There was tons of dog in Staley. Still is, if you watch him bark at defensive coordinator Aaron Glenn during practice. Staley was one of the toughest runners of his era during a 10-year career that crested in a Super Bowl ring at Ford Field. And he's been the toughest coach on Swift since joining Dan Campbell's staff last offseason, also as Detroit's assistant head coach. Swift responds because Staley commands his respect.
"Oh, he responded," Staley said of Swift's performance in Week 2. "Like I said before, he understands that his 80 percent is a lot better than other people’s 80 percent. And once he gets that understanding in his head, he can move forward with some of these little minor injuries.”
Seeking their first win of the season, the Lions used Swift when they needed him. He only got five carries, but one of those went for 50 yards -- and would have gone for a touchdown, said Swift, had he been at full health.
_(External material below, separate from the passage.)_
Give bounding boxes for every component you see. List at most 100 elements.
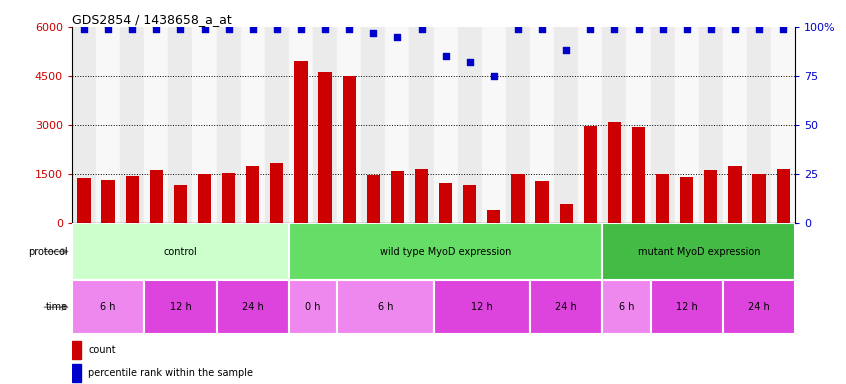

He only made two catches, but one of them turned into the biggest play of the game when Swift went from his stomach to the end zone and left a sea of tacklers in his wake. He played the second fewest snaps of his career, and still emerged as one of the stars of the game.
Staley sets a high bar, especially for Swift. He isn't easily impressed. When Swift hit the deck after twisting to catch a third-down pass from Jared Goff and found himself 20 yards from the end zone, Staley flashed back to a play from last year -- he thinks in the Rams game -- when he said Swift "fell down, got back up and didn’t go score." He scored this time to put the Lions up 29-15 in the third quarter and snuff out Washington's comeback.
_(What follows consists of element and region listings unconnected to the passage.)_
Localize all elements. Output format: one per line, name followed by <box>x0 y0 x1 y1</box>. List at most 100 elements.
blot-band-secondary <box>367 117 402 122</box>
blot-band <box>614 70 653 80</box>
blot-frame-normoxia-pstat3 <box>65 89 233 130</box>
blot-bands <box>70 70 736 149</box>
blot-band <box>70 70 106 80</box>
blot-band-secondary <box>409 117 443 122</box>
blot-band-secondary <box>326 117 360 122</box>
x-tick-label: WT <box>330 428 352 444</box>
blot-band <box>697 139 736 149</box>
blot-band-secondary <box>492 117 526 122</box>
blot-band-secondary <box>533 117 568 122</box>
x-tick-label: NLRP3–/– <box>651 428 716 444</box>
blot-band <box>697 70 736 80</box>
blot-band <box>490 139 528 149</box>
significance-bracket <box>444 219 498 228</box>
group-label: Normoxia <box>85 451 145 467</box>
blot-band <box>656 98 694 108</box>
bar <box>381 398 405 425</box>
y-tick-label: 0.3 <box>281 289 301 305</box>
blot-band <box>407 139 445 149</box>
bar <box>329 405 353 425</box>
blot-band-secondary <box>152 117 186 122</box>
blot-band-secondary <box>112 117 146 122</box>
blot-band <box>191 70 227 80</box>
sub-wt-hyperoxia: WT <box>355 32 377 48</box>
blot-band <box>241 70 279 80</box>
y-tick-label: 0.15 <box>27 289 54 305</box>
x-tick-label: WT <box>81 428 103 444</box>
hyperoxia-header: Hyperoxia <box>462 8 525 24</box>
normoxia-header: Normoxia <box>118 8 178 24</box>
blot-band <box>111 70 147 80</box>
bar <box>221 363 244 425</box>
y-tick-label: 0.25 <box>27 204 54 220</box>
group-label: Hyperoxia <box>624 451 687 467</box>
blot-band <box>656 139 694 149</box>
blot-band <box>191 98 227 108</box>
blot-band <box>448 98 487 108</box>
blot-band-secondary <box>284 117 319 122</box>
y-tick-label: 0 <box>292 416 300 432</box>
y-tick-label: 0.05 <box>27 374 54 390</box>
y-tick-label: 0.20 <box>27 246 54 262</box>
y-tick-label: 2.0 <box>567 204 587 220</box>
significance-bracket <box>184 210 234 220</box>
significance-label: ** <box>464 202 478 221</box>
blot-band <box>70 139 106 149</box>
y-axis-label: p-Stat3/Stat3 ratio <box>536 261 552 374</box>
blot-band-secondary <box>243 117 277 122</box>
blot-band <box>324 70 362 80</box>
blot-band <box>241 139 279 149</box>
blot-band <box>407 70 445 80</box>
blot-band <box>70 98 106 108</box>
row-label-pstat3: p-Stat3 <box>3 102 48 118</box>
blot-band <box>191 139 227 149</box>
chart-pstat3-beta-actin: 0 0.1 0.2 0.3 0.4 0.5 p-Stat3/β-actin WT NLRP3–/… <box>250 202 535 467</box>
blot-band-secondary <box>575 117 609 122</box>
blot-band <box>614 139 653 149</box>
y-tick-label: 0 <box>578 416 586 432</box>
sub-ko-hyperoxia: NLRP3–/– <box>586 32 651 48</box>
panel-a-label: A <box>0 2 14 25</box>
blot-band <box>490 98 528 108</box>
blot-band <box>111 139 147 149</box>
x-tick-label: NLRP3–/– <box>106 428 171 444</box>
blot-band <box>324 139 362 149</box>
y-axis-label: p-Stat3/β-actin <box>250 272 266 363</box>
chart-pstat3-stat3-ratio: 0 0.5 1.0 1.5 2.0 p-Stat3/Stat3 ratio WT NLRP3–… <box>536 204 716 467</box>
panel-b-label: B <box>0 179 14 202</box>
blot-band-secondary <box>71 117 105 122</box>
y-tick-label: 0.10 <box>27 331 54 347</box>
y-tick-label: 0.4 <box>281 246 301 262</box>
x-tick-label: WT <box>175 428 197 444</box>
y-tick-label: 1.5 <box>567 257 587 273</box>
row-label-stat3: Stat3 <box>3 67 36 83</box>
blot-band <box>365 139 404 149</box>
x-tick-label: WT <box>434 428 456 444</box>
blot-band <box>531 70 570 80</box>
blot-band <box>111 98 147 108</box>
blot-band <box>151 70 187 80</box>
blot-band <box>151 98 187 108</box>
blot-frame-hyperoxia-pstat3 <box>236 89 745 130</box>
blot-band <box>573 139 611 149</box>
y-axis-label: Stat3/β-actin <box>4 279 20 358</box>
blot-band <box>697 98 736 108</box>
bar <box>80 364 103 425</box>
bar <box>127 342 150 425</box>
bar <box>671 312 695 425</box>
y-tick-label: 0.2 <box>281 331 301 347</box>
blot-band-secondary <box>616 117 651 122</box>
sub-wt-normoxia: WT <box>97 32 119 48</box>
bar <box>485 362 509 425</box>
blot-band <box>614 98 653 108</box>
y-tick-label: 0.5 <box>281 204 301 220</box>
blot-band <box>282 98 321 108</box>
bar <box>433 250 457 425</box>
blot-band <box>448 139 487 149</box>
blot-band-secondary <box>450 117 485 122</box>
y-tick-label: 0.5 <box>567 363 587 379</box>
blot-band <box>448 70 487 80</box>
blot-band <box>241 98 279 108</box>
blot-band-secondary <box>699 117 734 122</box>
"That’s the first thing I said to him, I was like, ‘Man, you remember, this is like déjà vu. It happened.’ And he was like, ‘Yeah, you know.’ But he gets into his little celebration mode," Staley said, "so I try to leave him alone."
The play was a snapshot of Swift's transcendent talent. He explodes out of his cuts like few other running backs -- few other players -- in the NFL. Even on a bum ankle, even on a play where the opposition did almost everything right, Swift had defenders lunging at air. Staley calls it 'burst.' Afterward, he switched on his headset and said to Campbell, "Did you see that? We’ve been working on that drill.”
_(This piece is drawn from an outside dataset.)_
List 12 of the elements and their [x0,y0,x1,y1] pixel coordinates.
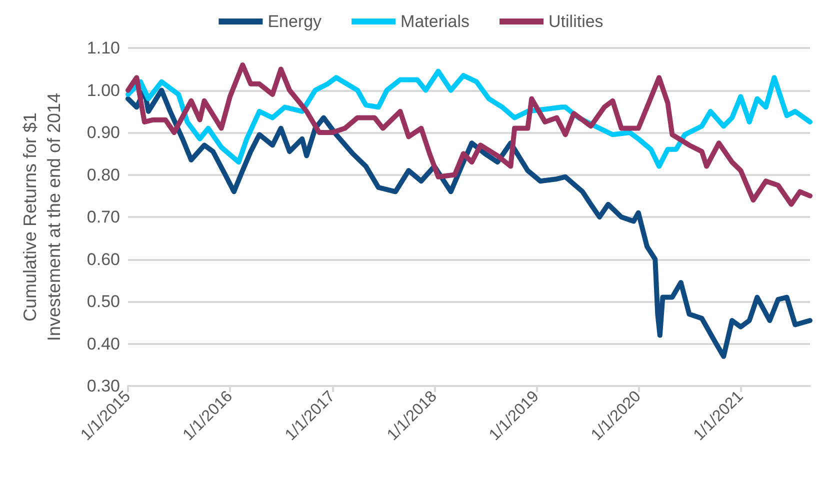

Swift will limited again on Sunday against the Vikings. And likely for a few more weeks to come. Ankle injuries are hard to shake. So is the pain that comes with them -- "but he'll fight through it," said Staley.
Early in his third season, Swift is the back the Lions have been looking for.
As for Staley?
“I’m still looking," he said with a smile. "I’m still looking. I’m hard on him, man, and I will be.”